El primer proceso al que se enfrentó Haidar en su reconocimiento de su identidad fue cuando pidió el cambio de nombre en el abono transporte, algo que le produjo tal felicidad que fue incapaz de no subirlo a las redes sociales y compartir aquel momento tan especial. Sin embargo, eso era el principio de una larga lucha a la que se enfrentan las personas trans diariamente en el cambio de documentación y procesos administrativos.

Respecto a sus operaciones, Haidar se ha visto afectado por el confinamiento y porque se vio obligado a cambiar de hospital para someterse a ambas intervenciones, un proceso que ha podido solucionar con mucha lucha, constancia y varias reclamaciones. “El procedimiento por el que debe pasar una persona trans es muy desesperante, sobretodo a la hora de solicitar atenciones”, lamenta Haidar.

Todo ello provocó que las operaciones se pospusieran durante largos meses de espera al no ser de “carácter urgente”, según le notificaron desde el hospital. Fue entonces cuando temió por su esperado momento, ya que le pedían iniciar de nuevo el proceso, lo que implicaba otros dos años de seguimiento endocrinológico antes de incluirlo en la lista de espera, un procedimiento ilegal.

 “Le pedí a mi médico de cabecera que por favor se dirigiera a mí por los apellidos para evitar momentos de máxima incomodidad”, cuenta sobre todo el proceso. Y es que el próximo año sueña con ir al gimnasio, hacer deporte o ir a la piscina. Actividades que parecen no ser extraordinarias pero que para él lo son. “No voy a la piscina o la playa porque no deseo ponerme un top y no me apetece ni me agrada bañarme con camiseta, en cualquiera de los dos casos, la gente no para de mirarme”.

 “A las personas trans nos han dicho que todo el proceso hay que hacerlo paso a paso. Pero hay muchas formas de hacerlo, sin recurrir a un tránsito que está a día de hoy institucionalizado. Te dicen los pasos que tienes que dar para poderte cambiar el nombre, hormonarte antes, o para alcanzar las operaciones”, dice. Sobre la esperada Ley Trans espera “que se reconozca a todas las personas trans, con independencia de cuál sea su decisión frente al proceso, eso nos dará libertad para llevar nuestra identidad de género como la elijamos y decidamos”.  Y es que la ciudadanía cuando piensa en el colectivo trans, excluye la diversidad.

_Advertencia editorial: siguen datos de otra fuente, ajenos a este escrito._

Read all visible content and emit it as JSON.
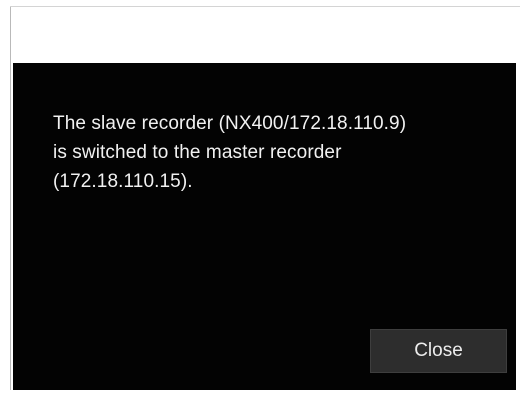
{
  "dialog": {
    "message_lines": [
      "The slave recorder (NX400/172.18.110.9)",
      "is switched to the master recorder",
      "(172.18.110.15)."
    ],
    "close_label": "Close"
  },
  "colors": {
    "dialog_background": "#030303",
    "text": "#f1f1f1",
    "button_background": "#2d2d2d"
  }
}
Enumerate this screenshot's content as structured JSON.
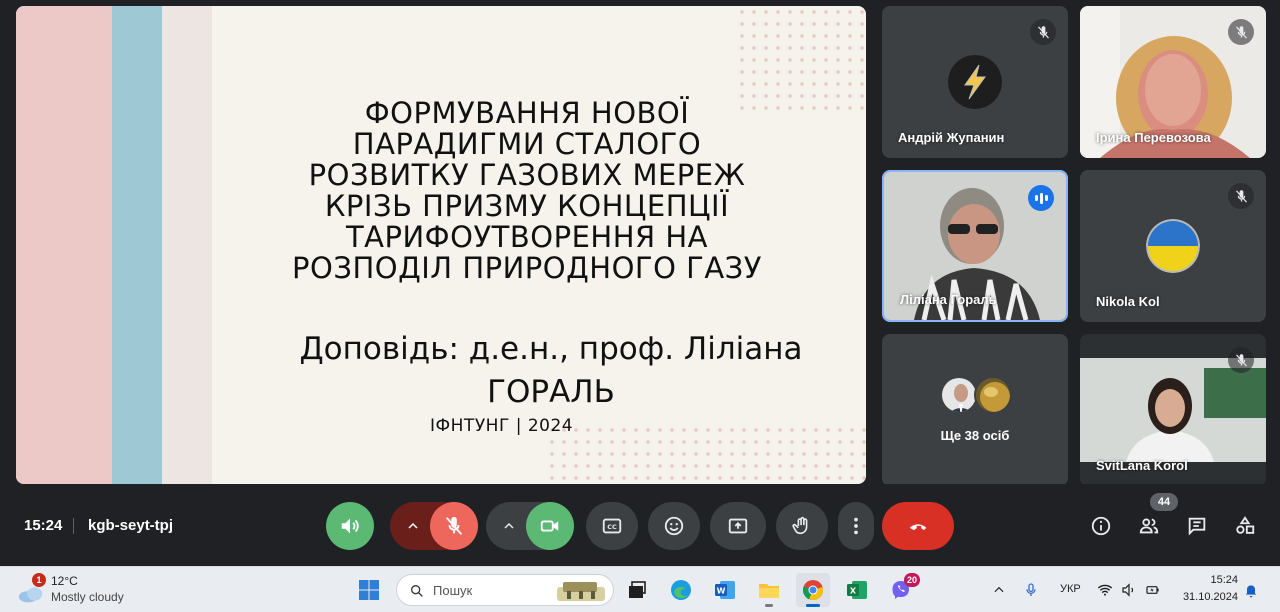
{
  "presentation": {
    "title_lines": [
      "ФОРМУВАННЯ НОВОЇ",
      "ПАРАДИГМИ СТАЛОГО",
      "РОЗВИТКУ ГАЗОВИХ МЕРЕЖ",
      "КРІЗЬ ПРИЗМУ КОНЦЕПЦІЇ",
      "ТАРИФОУТВОРЕННЯ НА",
      "РОЗПОДІЛ ПРИРОДНОГО ГАЗУ"
    ],
    "subtitle_lines": [
      "Доповідь: д.е.н., проф. Ліліана",
      "ГОРАЛЬ"
    ],
    "footer": "ІФНТУНГ | 2024"
  },
  "participants": [
    {
      "name": "Андрій Жупанин",
      "muted": true,
      "avatar": "lightning-logo"
    },
    {
      "name": "Ірина Перевозова",
      "muted": true,
      "avatar": "camera-video"
    },
    {
      "name": "Ліліана Гораль",
      "muted": false,
      "speaking": true,
      "avatar": "camera-video"
    },
    {
      "name": "Nikola Kol",
      "muted": true,
      "avatar": "ukraine-flag"
    },
    {
      "name": "Ще 38 осіб",
      "avatar": "others-stack"
    },
    {
      "name": "SvitLana Korol",
      "muted": true,
      "avatar": "camera-video"
    }
  ],
  "meeting_bar": {
    "time": "15:24",
    "meeting_code": "kgb-seyt-tpj",
    "participant_count": "44",
    "colors": {
      "audio_active": "#5bb974",
      "mic_off": "#ee675c",
      "end_call": "#d93025",
      "surface": "#3c4043"
    }
  },
  "taskbar": {
    "weather_badge": "1",
    "temperature": "12°C",
    "condition": "Mostly cloudy",
    "search_placeholder": "Пошук",
    "notification_count": "20",
    "language": "УКР",
    "time": "15:24",
    "date": "31.10.2024"
  }
}
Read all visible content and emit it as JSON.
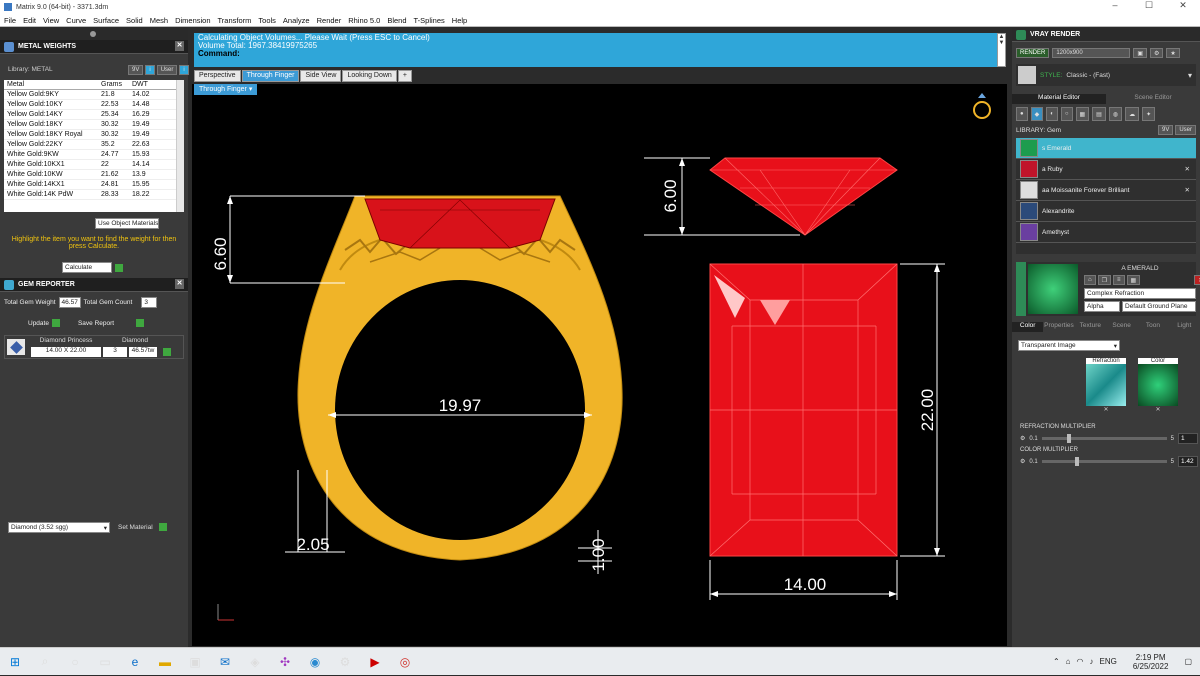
{
  "window": {
    "title": "Matrix 9.0 (64-bit) - 3371.3dm",
    "min": "–",
    "max": "☐",
    "close": "✕"
  },
  "menu": [
    "File",
    "Edit",
    "View",
    "Curve",
    "Surface",
    "Solid",
    "Mesh",
    "Dimension",
    "Transform",
    "Tools",
    "Analyze",
    "Render",
    "Rhino 5.0",
    "Blend",
    "T-Splines",
    "Help"
  ],
  "metal_weights": {
    "title": "METAL WEIGHTS",
    "library_label": "Library: METAL",
    "lib_9v": "9V",
    "lib_user": "User",
    "headers": [
      "Metal",
      "Grams",
      "DWT"
    ],
    "rows": [
      [
        "Yellow Gold:9KY",
        "21.8",
        "14.02"
      ],
      [
        "Yellow Gold:10KY",
        "22.53",
        "14.48"
      ],
      [
        "Yellow Gold:14KY",
        "25.34",
        "16.29"
      ],
      [
        "Yellow Gold:18KY",
        "30.32",
        "19.49"
      ],
      [
        "Yellow Gold:18KY Royal",
        "30.32",
        "19.49"
      ],
      [
        "Yellow Gold:22KY",
        "35.2",
        "22.63"
      ],
      [
        "White Gold:9KW",
        "24.77",
        "15.93"
      ],
      [
        "White Gold:10KX1",
        "22",
        "14.14"
      ],
      [
        "White Gold:10KW",
        "21.62",
        "13.9"
      ],
      [
        "White Gold:14KX1",
        "24.81",
        "15.95"
      ],
      [
        "White Gold:14K PdW",
        "28.33",
        "18.22"
      ]
    ],
    "use_object_materials": "Use Object Materials",
    "hint": "Highlight the item you want to find the weight for then press Calculate.",
    "calculate": "Calculate"
  },
  "gem_reporter": {
    "title": "GEM REPORTER",
    "total_weight_label": "Total Gem Weight",
    "total_weight": "46.57",
    "total_count_label": "Total Gem Count",
    "total_count": "3",
    "update": "Update",
    "save_report": "Save Report",
    "gem_type": "Diamond Princess",
    "gem_size": "14.00 X 22.00",
    "gem_material": "Diamond",
    "gem_count": "3",
    "gem_weight": "46.57tw",
    "material_select": "Diamond    (3.52 sgg)",
    "set_material": "Set Material"
  },
  "command": {
    "line1": "Calculating Object Volumes... Please Wait (Press ESC to Cancel)",
    "line2": "Volume Total: 1967.38419975265",
    "prompt": "Command:"
  },
  "viewport_tabs": [
    "Perspective",
    "Through Finger",
    "Side View",
    "Looking Down",
    "+"
  ],
  "active_view": "Through Finger",
  "dims": {
    "d660": "6.60",
    "d1997": "19.97",
    "d205": "2.05",
    "d100": "1.00",
    "d600": "6.00",
    "d2200": "22.00",
    "d1400": "14.00"
  },
  "vray": {
    "title": "VRAY RENDER",
    "render": "RENDER",
    "resolution": "1200x900",
    "style_label": "STYLE:",
    "style": "Classic - (Fast)",
    "material_editor": "Material Editor",
    "scene_editor": "Scene Editor",
    "library": "LIBRARY: Gem",
    "lib_9v": "9V",
    "lib_user": "User",
    "gems": [
      "s Emerald",
      "a Ruby",
      "aa Moissanite Forever Brilliant",
      "Alexandrite",
      "Amethyst"
    ],
    "selected_name": "A EMERALD",
    "complex_refraction": "Complex Refraction",
    "alpha": "Alpha",
    "ground_plane": "Default Ground Plane",
    "subtabs": [
      "Color",
      "Properties",
      "Texture",
      "Scene",
      "Toon",
      "Light"
    ],
    "transparent_image": "Transparent Image",
    "refraction_label": "Refraction",
    "color_label": "Color",
    "refraction_multiplier": "REFRACTION MULTIPLIER",
    "rm_min": "0.1",
    "rm_max": "5",
    "rm_value": "1",
    "color_multiplier": "COLOR MULTIPLIER",
    "cm_min": "0.1",
    "cm_max": "5",
    "cm_value": "1.42"
  },
  "taskbar": {
    "lang": "ENG",
    "time": "2:19 PM",
    "date": "6/25/2022"
  },
  "colors": {
    "accent": "#2fa6d9",
    "gold": "#f0b428",
    "ruby": "#e8101a"
  }
}
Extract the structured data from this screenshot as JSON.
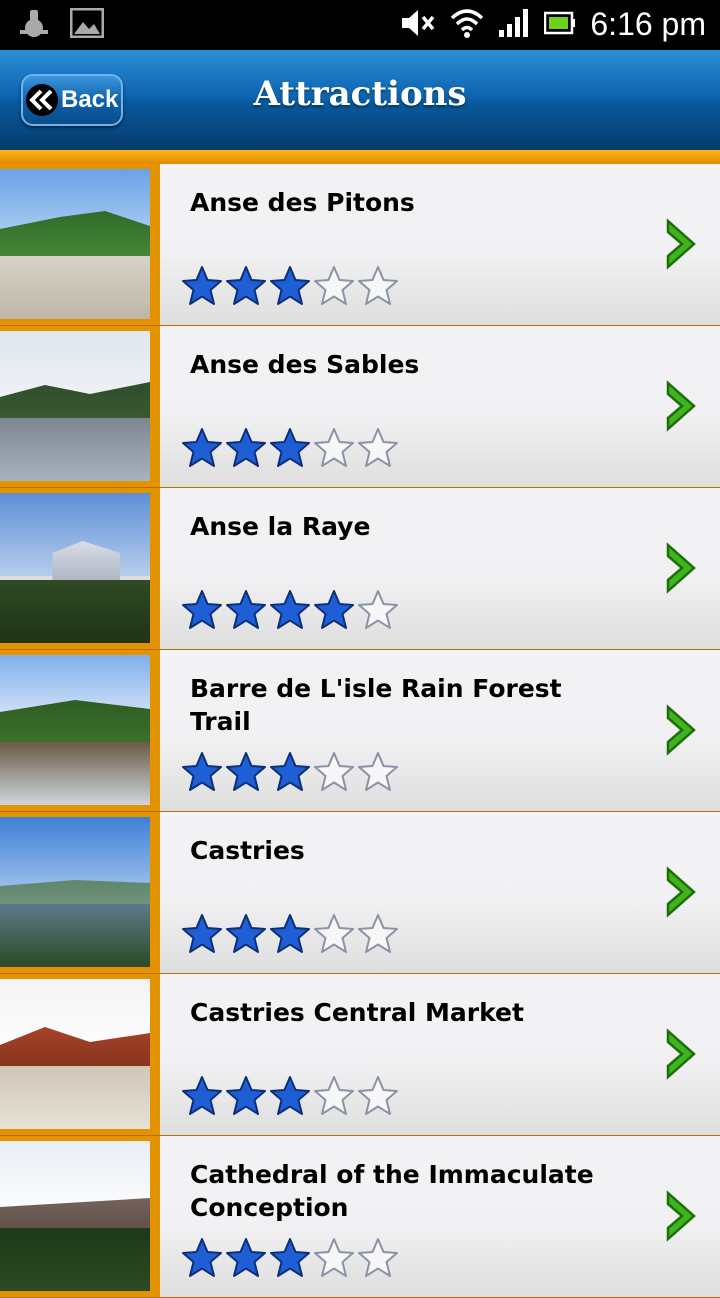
{
  "status_bar": {
    "time": "6:16 pm",
    "icons": [
      "usb-debug-icon",
      "image-notification-icon",
      "muted-icon",
      "wifi-icon",
      "signal-icon",
      "battery-icon"
    ]
  },
  "header": {
    "back_label": "Back",
    "title": "Attractions"
  },
  "colors": {
    "header_blue": "#0c62ad",
    "accent_orange": "#e39300",
    "star_blue": "#1f5fd6",
    "chevron_green": "#3fb51d"
  },
  "attractions": [
    {
      "name": "Anse des Pitons",
      "rating": 3,
      "max_rating": 5
    },
    {
      "name": "Anse des Sables",
      "rating": 3,
      "max_rating": 5
    },
    {
      "name": "Anse la Raye",
      "rating": 4,
      "max_rating": 5
    },
    {
      "name": "Barre de L'isle Rain Forest Trail",
      "rating": 3,
      "max_rating": 5
    },
    {
      "name": "Castries",
      "rating": 3,
      "max_rating": 5
    },
    {
      "name": "Castries Central Market",
      "rating": 3,
      "max_rating": 5
    },
    {
      "name": "Cathedral of the Immaculate Conception",
      "rating": 3,
      "max_rating": 5
    }
  ]
}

En Kifkif trabajamos a diario por los derechos de las personas trans migrantes, refugiadas y solicitantes de protección internacional. Desde nuestra entidad proporcionamos atenciones, grupos de apoyo y servicios para la comunidad trans, en todas nuestras áreas, con el objetivo de avanzar en el reconocimiento de nuestros derechos y libertades, imprescindibles para lograr una sociedad inclusiva en todos sus ámbitos.